Rodez. Le Roman d’une ville (3)

Rue Paraire et asile d’aliénés

 

La rue Paraire est une rue neuve en ce sens que son corps d’immeubles et de maisons ne date que des années 60-70, s’allongeant depuis l‘avenue Amans-Rodat naissante jusqu’à la gare éponyme. En réalité une simple halte de voyageurs après le franchissement du pont de la Gascarie. Un ouvrage d’art massif, surplombant l’Aveyron, vers lequel désormais nos regards contemporains jettent à peine un œil, trop attirés qu’ils sont par des ouvrages modernes aux lignes plus épurées.

De cette halte, un maire de Rodez, Eugène Raynaldy en l’occurrence, rêva un jour d’en faire la gare centrale reliée au centre-ville par un escalier monumental, prolongement de l’avenue Victor-Hugo. Un plan, qui gît dans les archives municipales, sera bien réalisé par l’architecte André Boyer. Un « Rodez imaginé » qui resta lettre morte !
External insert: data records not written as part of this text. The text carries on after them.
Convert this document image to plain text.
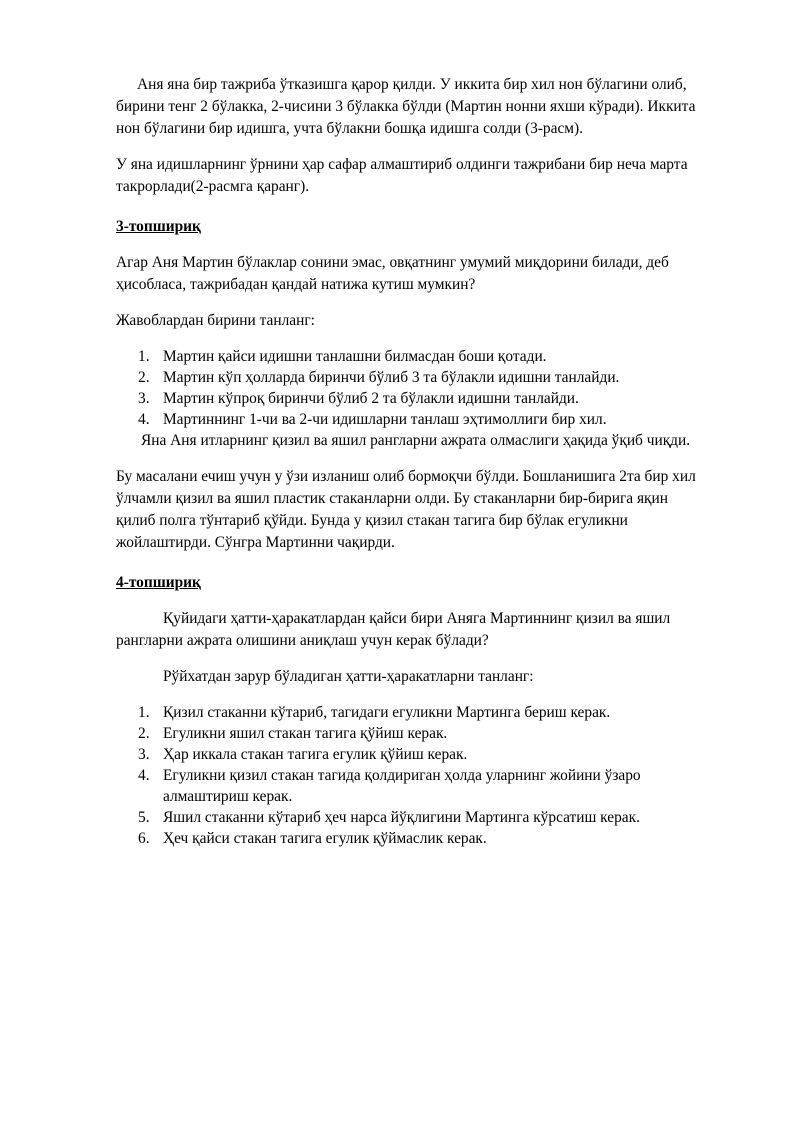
Аня яна бир тажриба ўтказишга қарор қилди. У иккита бир хил нон бўлагини олиб, бирини тенг 2 бўлакка, 2-чисини 3 бўлакка бўлди (Мартин нонни яхши кўради). Иккита нон бўлагини бир идишга, учта бўлакни бошқа идишга солди (3-расм).

У яна идишларнинг ўрнини ҳар сафар алмаштириб олдинги тажрибани бир неча марта такрорлади(2-расмга қаранг).

3-топшириқ

Агар Аня Мартин бўлаклар сонини эмас, овқатнинг умумий миқдорини билади, деб ҳисобласа, тажрибадан қандай натижа кутиш мумкин?

Жавоблардан бирини танланг:

1. Мартин қайси идишни танлашни билмасдан боши қотади.
2. Мартин кўп ҳолларда биринчи бўлиб 3 та бўлакли идишни танлайди.
3. Мартин кўпроқ биринчи бўлиб 2 та бўлакли идишни танлайди.
4. Мартиннинг 1-чи ва 2-чи идишларни танлаш эҳтимоллиги бир хил.

Яна Аня итларнинг қизил ва яшил рангларни ажрата олмаслиги ҳақида ўқиб чиқди.

Бу масалани ечиш учун у ўзи изланиш олиб бормоқчи бўлди. Бошланишига 2та бир хил ўлчамли қизил ва яшил пластик стаканларни олди. Бу стаканларни бир-бирига яқин қилиб полга тўнтариб қўйди. Бунда у қизил стакан тагига бир бўлак егуликни жойлаштирди. Сўнгра Мартинни чақирди.

4-топшириқ

Қуйидаги ҳатти-ҳаракатлардан қайси бири Аняга Мартиннинг қизил ва яшил рангларни ажрата олишини аниқлаш учун керак бўлади?

Рўйхатдан зарур бўладиган ҳатти-ҳаракатларни танланг:

1. Қизил стаканни кўтариб, тагидаги егуликни Мартинга бериш керак.
2. Егуликни яшил стакан тагига қўйиш керак.
3. Ҳар иккала стакан тагига егулик қўйиш керак.
4. Егуликни қизил стакан тагида қолдириган ҳолда уларнинг жойини ўзаро алмаштириш керак.
5. Яшил стаканни кўтариб ҳеч нарса йўқлигини Мартинга кўрсатиш керак.
6. Ҳеч қайси стакан тагига егулик қўймаслик керак.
L’intérêt de la rue Paraire est pourtant ailleurs. Dans la part de visibilité de ce qui reste et de reconstitution de ce qui ne reste plus ou presque. Le crépi orangé d’une chapelle bâtie sur un petit promontoire ouvre la voie à l’imagination de ce qui fut autrefois l’asile d’aliénés de Rodez. Petite page d’histoire.
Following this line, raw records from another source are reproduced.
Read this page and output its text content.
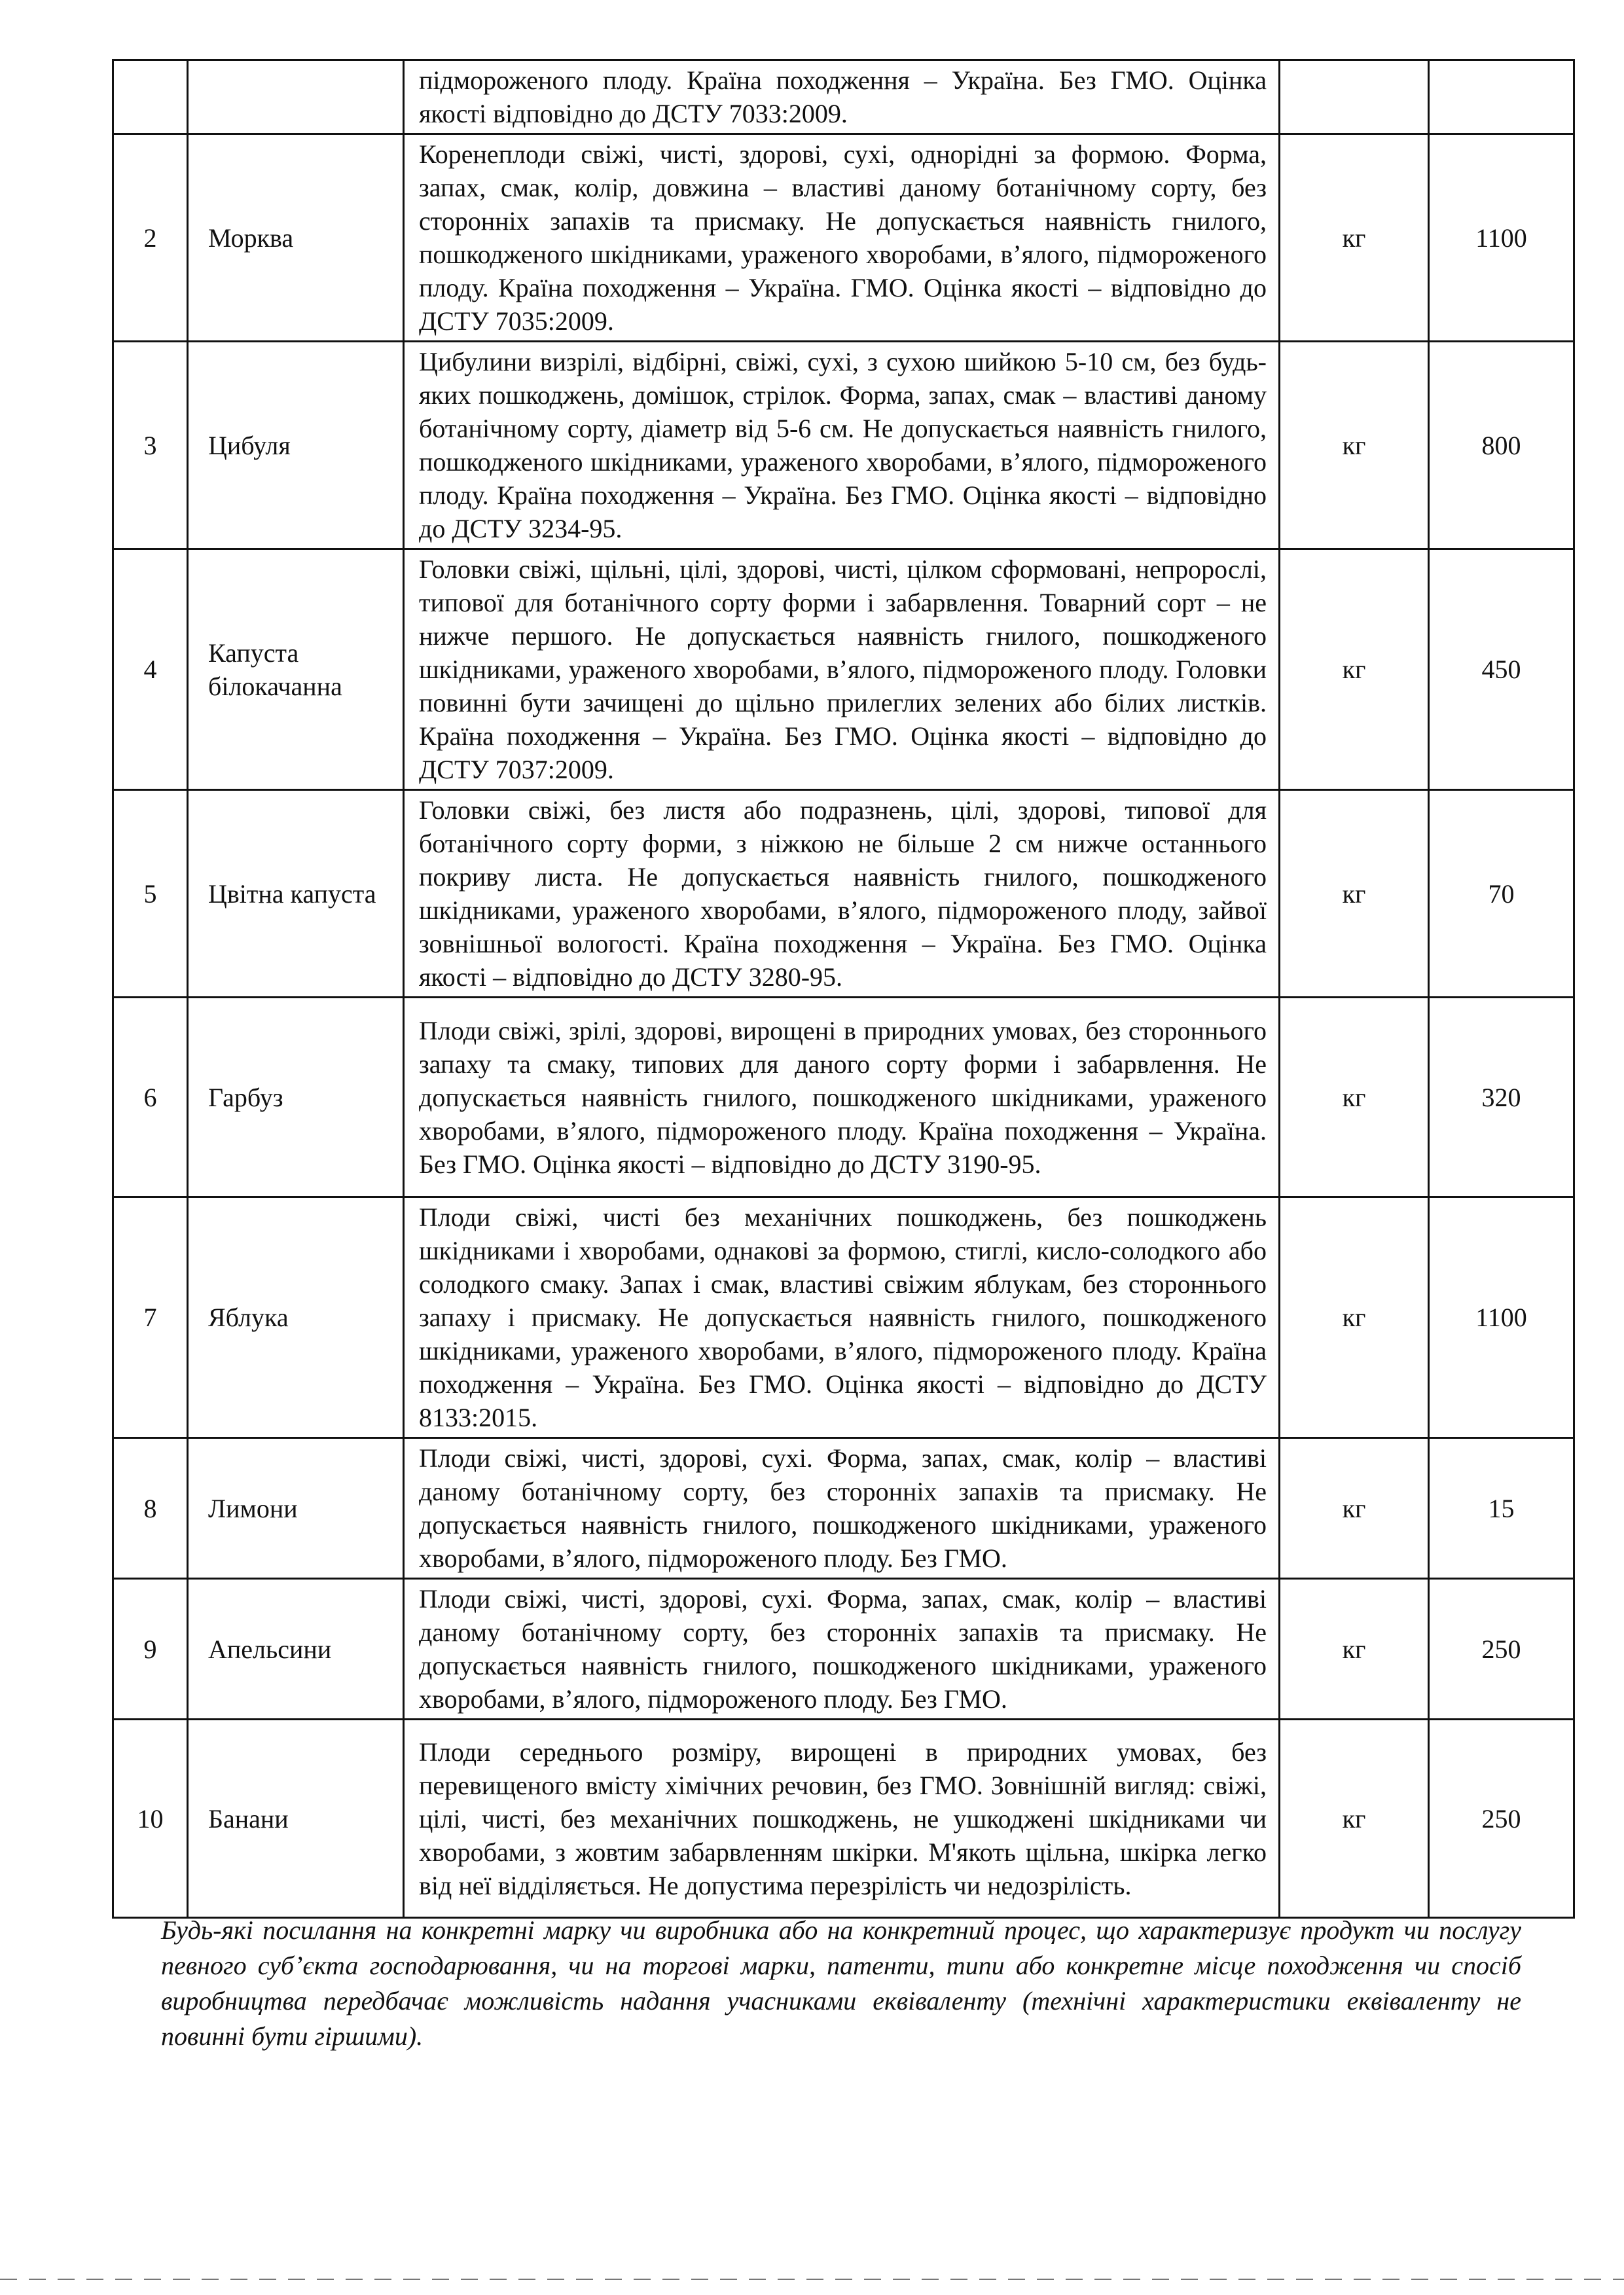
		підмороженого плоду. Країна походження – Україна. Без ГМО. Оцінка якості відповідно до ДСТУ 7033:2009.		
2	Морква	Коренеплоди свіжі, чисті, здорові, сухі, однорідні за формою. Форма, запах, смак, колір, довжина – властиві даному ботанічному сорту, без сторонніх запахів та присмаку. Не допускається наявність гнилого, пошкодженого шкідниками, ураженого хворобами, в’ялого, підмороженого плоду. Країна походження – Україна. ГМО. Оцінка якості – відповідно до ДСТУ 7035:2009.	кг	1100
3	Цибуля	Цибулини визрілі, відбірні, свіжі, сухі, з сухою шийкою 5-10 см, без будь-яких пошкоджень, домішок, стрілок. Форма, запах, смак – властиві даному ботанічному сорту, діаметр від 5-6 см. Не допускається наявність гнилого, пошкодженого шкідниками, ураженого хворобами, в’ялого, підмороженого плоду. Країна походження – Україна. Без ГМО. Оцінка якості – відповідно до ДСТУ 3234-95.	кг	800
4	Капуста білокачанна	Головки свіжі, щільні, цілі, здорові, чисті, цілком сформовані, непророслі, типової для ботанічного сорту форми і забарвлення. Товарний сорт – не нижче першого. Не допускається наявність гнилого, пошкодженого шкідниками, ураженого хворобами, в’ялого, підмороженого плоду. Головки повинні бути зачищені до щільно прилеглих зелених або білих листків. Країна походження – Україна. Без ГМО. Оцінка якості – відповідно до ДСТУ 7037:2009.	кг	450
5	Цвітна капуста	Головки свіжі, без листя або подразнень, цілі, здорові, типової для ботанічного сорту форми, з ніжкою не більше 2 см нижче останнього покриву листа. Не допускається наявність гнилого, пошкодженого шкідниками, ураженого хворобами, в’ялого, підмороженого плоду, зайвої зовнішньої вологості. Країна походження – Україна. Без ГМО. Оцінка якості – відповідно до ДСТУ 3280-95.	кг	70
6	Гарбуз	Плоди свіжі, зрілі, здорові, вирощені в природних умовах, без стороннього запаху та смаку, типових для даного сорту форми і забарвлення. Не допускається наявність гнилого, пошкодженого шкідниками, ураженого хворобами, в’ялого, підмороженого плоду. Країна походження – Україна. Без ГМО. Оцінка якості – відповідно до ДСТУ 3190-95.	кг	320
7	Яблука	Плоди свіжі, чисті без механічних пошкоджень, без пошкоджень шкідниками і хворобами, однакові за формою, стиглі, кисло-солодкого або солодкого смаку. Запах і смак, властиві свіжим яблукам, без стороннього запаху і присмаку. Не допускається наявність гнилого, пошкодженого шкідниками, ураженого хворобами, в’ялого, підмороженого плоду. Країна походження – Україна. Без ГМО. Оцінка якості – відповідно до ДСТУ 8133:2015.	кг	1100
8	Лимони	Плоди свіжі, чисті, здорові, сухі. Форма, запах, смак, колір – властиві даному ботанічному сорту, без сторонніх запахів та присмаку. Не допускається наявність гнилого, пошкодженого шкідниками, ураженого хворобами, в’ялого, підмороженого плоду. Без ГМО.	кг	15
9	Апельсини	Плоди свіжі, чисті, здорові, сухі. Форма, запах, смак, колір – властиві даному ботанічному сорту, без сторонніх запахів та присмаку. Не допускається наявність гнилого, пошкодженого шкідниками, ураженого хворобами, в’ялого, підмороженого плоду. Без ГМО.	кг	250
10	Банани	Плоди середнього розміру, вирощені в природних умовах, без перевищеного вмісту хімічних речовин, без ГМО. Зовнішній вигляд: свіжі, цілі, чисті, без механічних пошкоджень, не ушкоджені шкідниками чи хворобами, з жовтим забарвленням шкірки. М'якоть щільна, шкірка легко від неї відділяється. Не допустима перезрілість чи недозрілість.	кг	250

Будь-які посилання на конкретні марку чи виробника або на конкретний процес, що характеризує продукт чи послугу певного суб’єкта господарювання, чи на торгові марки, патенти, типи або конкретне місце походження чи спосіб виробництва передбачає можливість надання учасниками еквіваленту (технічні характеристики еквіваленту не повинні бути гіршими).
La première pierre posée en 1838 par l’architecte Boissonnade, vingt-trois ans sont encore nécessaires pour achever tous les travaux. Maxime Porchappe, dans « Principes à suivre dans la fondation et la construction des asiles d’aliénés », écrit : « Le plan de l’asile de Rodez, commencé en 1838, par M. Boissonnade, ouvert en 1852 et non encore achevé, reproduit avec une exactitude presque parfaite l’asile du Mans dans ses éléments et dans son ordonnance. »
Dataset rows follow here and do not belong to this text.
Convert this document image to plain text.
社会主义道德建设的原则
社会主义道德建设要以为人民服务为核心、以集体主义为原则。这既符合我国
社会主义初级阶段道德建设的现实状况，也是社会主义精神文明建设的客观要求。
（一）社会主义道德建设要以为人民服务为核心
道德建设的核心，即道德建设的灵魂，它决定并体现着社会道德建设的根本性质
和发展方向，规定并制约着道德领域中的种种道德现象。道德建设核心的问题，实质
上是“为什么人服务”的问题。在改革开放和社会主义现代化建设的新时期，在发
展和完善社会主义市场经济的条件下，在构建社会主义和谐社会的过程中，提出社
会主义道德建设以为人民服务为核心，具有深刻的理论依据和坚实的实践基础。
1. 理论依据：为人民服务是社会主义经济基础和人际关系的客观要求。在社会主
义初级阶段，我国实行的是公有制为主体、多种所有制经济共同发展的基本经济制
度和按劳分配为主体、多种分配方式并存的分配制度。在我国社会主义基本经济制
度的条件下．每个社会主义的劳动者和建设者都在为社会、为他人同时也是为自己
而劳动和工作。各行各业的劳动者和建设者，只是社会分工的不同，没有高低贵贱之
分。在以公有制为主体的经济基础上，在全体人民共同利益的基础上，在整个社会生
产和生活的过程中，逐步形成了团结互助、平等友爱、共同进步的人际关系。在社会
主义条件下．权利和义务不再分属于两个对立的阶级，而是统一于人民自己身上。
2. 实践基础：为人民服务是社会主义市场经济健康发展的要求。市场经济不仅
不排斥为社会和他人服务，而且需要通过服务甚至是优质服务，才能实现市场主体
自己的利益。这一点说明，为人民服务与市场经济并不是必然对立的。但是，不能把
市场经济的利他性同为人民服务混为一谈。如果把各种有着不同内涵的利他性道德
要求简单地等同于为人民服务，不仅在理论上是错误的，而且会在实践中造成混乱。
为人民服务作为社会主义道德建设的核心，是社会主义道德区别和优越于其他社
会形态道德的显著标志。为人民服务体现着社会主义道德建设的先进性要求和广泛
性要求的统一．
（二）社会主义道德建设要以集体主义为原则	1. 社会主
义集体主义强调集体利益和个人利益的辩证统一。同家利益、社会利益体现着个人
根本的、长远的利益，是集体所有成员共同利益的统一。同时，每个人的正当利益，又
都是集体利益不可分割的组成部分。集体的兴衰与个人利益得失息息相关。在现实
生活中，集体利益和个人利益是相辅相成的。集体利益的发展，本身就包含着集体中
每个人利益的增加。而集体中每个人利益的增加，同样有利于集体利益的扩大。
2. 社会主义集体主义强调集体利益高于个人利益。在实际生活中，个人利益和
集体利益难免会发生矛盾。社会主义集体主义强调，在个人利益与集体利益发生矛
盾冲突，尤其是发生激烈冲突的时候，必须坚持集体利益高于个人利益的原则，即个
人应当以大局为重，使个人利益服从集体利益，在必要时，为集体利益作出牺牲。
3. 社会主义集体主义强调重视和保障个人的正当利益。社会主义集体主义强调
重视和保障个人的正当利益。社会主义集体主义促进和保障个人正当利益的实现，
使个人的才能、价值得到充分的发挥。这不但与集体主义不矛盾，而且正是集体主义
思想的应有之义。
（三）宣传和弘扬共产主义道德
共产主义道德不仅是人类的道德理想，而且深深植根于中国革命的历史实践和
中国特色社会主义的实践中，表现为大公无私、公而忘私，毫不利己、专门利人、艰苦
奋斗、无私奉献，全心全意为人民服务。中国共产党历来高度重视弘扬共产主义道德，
Quelques différences méritent pourtant d’être signalées. Chacun des cinq quartiers de classement de chacune des deux grandes divisions contient une petite salle de bains. Les pavillons du centre, qui se relient avec le bâtiment d’administration par la galerie transversale, diffèrent des autres pavillons par leurs dimensions plus petites, par leur direction parallèle à l’axe de l’asile, et contiennent au rez-de-chaussée un dortoir pour les malpropres, au premier étage l’infirmerie. Les quatre bâtiments qui sont disposés en avant et en arrière de ces deux pavillons, sur deux lignes transversales et parallèles, et qui sont destinés à loger les aliénés tranquilles, se composent chacun d’un corps principal qui contient au rez-de-chaussée deux réfectoires séparés par un office, au premier étage deux dortoirs, séparés par une chambre d’infirmiers, pour les aliénés indigents, et de deux petits pavillons terminaux qui contiennent au rez-de-chaussée une salle de bains et cinq cellules, au premier étage huit chambres pour les aliénés pensionnaires.

En 1858, l’asile compte seulement trois divisions : pensionnaires, malades tranquilles et infirmeries. Un ouvrage du docteur Renault du Motey met l’accent sur le manque d’argent, l’absence de quartiers spécifiques pour les convalescents, les agités furieux, les épileptiques et le mélange des malades. Les travaux s’achèvent en 1861.

Désormais, le vent d’ouest faisait s’envoler les cris des aliénés jusqu’au centre-ville de Rodez que les Ruthénois appelèrent « le vent des fous ».

De cette grande enceinte qui remplissait l’espace de la rue Vieussens à la rue Paraire ne subsistent que cette chapelle et quelques murs réhabilités en bureaux du Conseil départemental. Je me rappelle qu’à la fin des années 60 encore, élève au lycée Foch, nous fréquentions aux heures de détente l’immense verger de l’ancien asile, fermé pourtant depuis la fin des années 40 avec l’achèvement de l’hôpital Sainte-Marie à Cayssiols.

Dans ce système concentrationnaire de la folie, l’homme perdait sa liberté qui est toute sa raison d’être. A l’intérieur de ces hauts murs, de ces salles blanchies et dénudées, imaginons ces êtres aux visages émaciés, aux regards perdus vers des mondes inconnus, aux démarches lentes d’une vie de claustration, aux cris perçant les cloisons. Imaginons le soldat de 14-18 dit Anthelme Mangin, l’amnésique de Rodez qui défraya la chronique de l’entre-deux-guerres et dont Jean Anouilh tira une pièce de théâtre « Le voyageur sans bagages ». Imaginons encore Antonin Artaud, réfugié de la folie en pleine occupation nazie, écrivant ses « Lettres de Rodez ». L’association « Rodez-Antonin Artaud » en réhabilite chaque année le souvenir par des expositions.